StagePilot: Stage-Gated Tool-Calling Reliability Runtime

StagePilot: Stage-Gated Tool-Calling Reliability Runtime

StagePilot is a TypeScript runtime and benchmark harness for stabilizing tool calls across provider families. The name comes from stage-gating unstable runs through parse, repair, replay, and review so reliability claims stay inspectable instead of hand-wavy.

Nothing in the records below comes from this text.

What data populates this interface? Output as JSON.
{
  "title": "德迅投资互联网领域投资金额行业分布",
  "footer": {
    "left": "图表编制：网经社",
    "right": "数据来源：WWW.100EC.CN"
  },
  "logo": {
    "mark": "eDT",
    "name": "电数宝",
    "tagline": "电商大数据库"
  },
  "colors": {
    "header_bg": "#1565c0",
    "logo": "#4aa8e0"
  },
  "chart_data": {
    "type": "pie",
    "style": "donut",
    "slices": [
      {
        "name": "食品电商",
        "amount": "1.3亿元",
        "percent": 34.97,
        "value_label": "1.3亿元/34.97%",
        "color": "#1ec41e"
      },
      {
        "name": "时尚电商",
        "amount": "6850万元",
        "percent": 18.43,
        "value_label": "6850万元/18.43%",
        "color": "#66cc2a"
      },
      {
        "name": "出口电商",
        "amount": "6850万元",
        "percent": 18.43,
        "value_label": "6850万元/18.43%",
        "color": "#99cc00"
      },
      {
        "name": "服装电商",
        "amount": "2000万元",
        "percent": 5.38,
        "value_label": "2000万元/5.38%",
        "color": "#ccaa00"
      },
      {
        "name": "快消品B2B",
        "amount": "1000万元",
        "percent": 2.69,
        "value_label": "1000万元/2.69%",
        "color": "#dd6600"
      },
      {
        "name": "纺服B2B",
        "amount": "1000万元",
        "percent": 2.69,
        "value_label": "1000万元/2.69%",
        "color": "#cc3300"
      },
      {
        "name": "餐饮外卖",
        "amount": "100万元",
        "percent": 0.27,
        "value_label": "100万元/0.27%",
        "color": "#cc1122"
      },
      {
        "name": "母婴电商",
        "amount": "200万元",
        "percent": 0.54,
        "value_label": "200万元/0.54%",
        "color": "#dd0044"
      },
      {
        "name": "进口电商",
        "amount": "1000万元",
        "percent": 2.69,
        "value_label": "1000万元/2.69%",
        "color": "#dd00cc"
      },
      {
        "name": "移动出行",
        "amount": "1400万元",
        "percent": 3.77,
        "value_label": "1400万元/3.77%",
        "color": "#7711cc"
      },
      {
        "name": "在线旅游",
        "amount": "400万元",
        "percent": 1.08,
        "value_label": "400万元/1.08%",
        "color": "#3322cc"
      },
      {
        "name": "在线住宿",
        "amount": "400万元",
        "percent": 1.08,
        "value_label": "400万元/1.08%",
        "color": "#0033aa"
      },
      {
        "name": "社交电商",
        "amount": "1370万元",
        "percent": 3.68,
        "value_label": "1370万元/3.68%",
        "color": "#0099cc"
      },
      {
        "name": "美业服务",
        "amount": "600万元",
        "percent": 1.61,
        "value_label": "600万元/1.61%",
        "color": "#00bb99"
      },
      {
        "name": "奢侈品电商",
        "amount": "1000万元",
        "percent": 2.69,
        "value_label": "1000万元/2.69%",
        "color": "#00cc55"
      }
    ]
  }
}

The repo brings together three connected surfaces:

@ai-sdk-tool/parser: AI SDK middleware for parsing tool calls from models that do not natively support tools.
StagePilot: a multi-agent orchestration vertical with benchmark, API, demo UI, and Cloud Run path.
BenchLab: prompt-mode BFCL experiment tooling, forensics, and local operator APIs.

Portfolio posture

Read this repo as a reliability runtime with evidence, not as a generic agent demo.
The strongest signals are checked-in benchmark lift, parser middleware behavior, replayable review APIs, and explicit regression and perf surfaces.
It is the clearest first-pass repo for AI engineer interviews, while still carrying useful platform and solutions-architecture signal.

Role signals

AI engineer: parser hardening, benchmark discipline, explicit failure classes, replayable traces, and bounded retry posture.
Solutions architect: package, API, benchmark, and review surfaces stay separate enough to discuss production posture honestly.
Recruiter / hiring manager: this is the fastest repo for showing I can turn unstable model behavior into reviewable runtime evidence.

Portfolio context

Portfolio family: AI reliability and incident systems
This repo's role: flagship reliability and tool-calling runtime in the portfolio.
Related repos: AegisOps, Aegis-Air, ogx

Big-Tech Elevation Track

Canonical execution plan: docs/BIGTECH_ELEVATION_PLAN.md
Goal: turn this repo into the clearest public proof of tool-runtime reliability across unstable providers.

Best target-team fit

This repo is strongest for frontier/runtime reliability and platform-infrastructure teams. For broader enterprise platform discussions, pair it with enterprise-llm-adoption-kit.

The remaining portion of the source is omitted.